Ensuring the Wonder of Mammoth Cave Endures
Hundreds of feet below the hills and hollows of south central Kentucky, lies the longest cave system known to mankind – the Mammoth Cave System. With more than 400 miles explored and new passageways being discovered every year, Mammoth Cave National Park’s caves are unlike anywhere else on earth – a fact that has earned the park a designation as a UNESCO World Heritage Site, as well as the core area of an International Biosphere Reserve.
Established in 1941, Mammoth Cave National Park covers 52,830 acres both above and underground. Limestone strata capped by a layer of sandstone make the cave incredibly stable and allow for underground tours and cave exploration. Some of the more notable features of the cave include Grand Avenue, Frozen Niagara, and Fat Man’s Misery.
Ironically, no fossils or remains of the woolly mammoth have ever been found inside the cave system and the name refers to the large width and length of its passages. Not only does the park contain hundreds of underground passageways, but there are numerous hiking trails winding though the sloping hills and forests of the national park.
Mammoth Cave National Park is visited by thousands of people each year. Visitors come from all over the country, and world, to tour the underground passageways. Managing the volume of visitors is no easy feat, so the Friends of Mammoth Cave National Park was established as the official nonprofit partner of the park to fund projects and programs that protect, preserve, and enhance the park’s resources and the visitor experience.
The Friends of Mammoth Cave National Park offer many wonderful opportunities for guests to visit and experience the wonder of the park. The group’s involvement with the Ticket to Ride program, which brings school groups to the site, is a shining example of how they create ways for youth to enjoy the park. So far this year, the Friends have committed to helping over 1,700 children from almost 30 schools make the trip to participate in environmental education programs, citizen science collaborations, and school-produced film projects.
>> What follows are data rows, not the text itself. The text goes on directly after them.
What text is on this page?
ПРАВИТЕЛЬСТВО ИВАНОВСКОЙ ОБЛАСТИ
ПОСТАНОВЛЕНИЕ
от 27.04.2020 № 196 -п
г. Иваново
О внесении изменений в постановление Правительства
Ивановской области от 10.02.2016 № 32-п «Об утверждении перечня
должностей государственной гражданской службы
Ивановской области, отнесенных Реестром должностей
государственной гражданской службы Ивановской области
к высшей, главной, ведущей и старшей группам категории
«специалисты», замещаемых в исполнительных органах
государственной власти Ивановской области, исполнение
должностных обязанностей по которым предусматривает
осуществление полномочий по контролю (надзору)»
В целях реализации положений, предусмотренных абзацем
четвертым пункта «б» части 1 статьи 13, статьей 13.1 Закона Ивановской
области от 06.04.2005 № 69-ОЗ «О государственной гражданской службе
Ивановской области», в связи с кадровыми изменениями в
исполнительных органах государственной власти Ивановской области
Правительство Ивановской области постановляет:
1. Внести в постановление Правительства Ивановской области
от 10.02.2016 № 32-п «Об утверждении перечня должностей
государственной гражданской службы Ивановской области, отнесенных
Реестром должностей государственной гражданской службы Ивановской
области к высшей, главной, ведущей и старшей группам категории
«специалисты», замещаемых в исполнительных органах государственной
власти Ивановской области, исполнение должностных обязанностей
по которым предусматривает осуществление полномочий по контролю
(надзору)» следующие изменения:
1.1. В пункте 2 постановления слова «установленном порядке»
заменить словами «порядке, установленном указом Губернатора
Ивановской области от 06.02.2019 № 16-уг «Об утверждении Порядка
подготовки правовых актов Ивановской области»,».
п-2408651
To celebrate National Public Lands Day in 2016, the Friends of Mammoth Cave National Park hosted the second annual Mammoth-on, a cave-hike-bike triathlon. Forty participants entered the cave as a group, then hiked at their own pace on a woodland trail and biked on the rail-trail, up to 22 miles total.
The Friends of Mammoth Cave National Park are working closely with the National Park Service to develop an interactive kiosk on a large touch-screen monitor in the visitor center. Features will include an interactive map with downloadable links for self-guided hikes, links to the history and culture of the park, and links to natural resources found above and underground. This touch-screen monitor will enable visitors of all backgrounds to dive deeper into the rich history, biology, and ecosystems found inside Mammoth Cave National Park.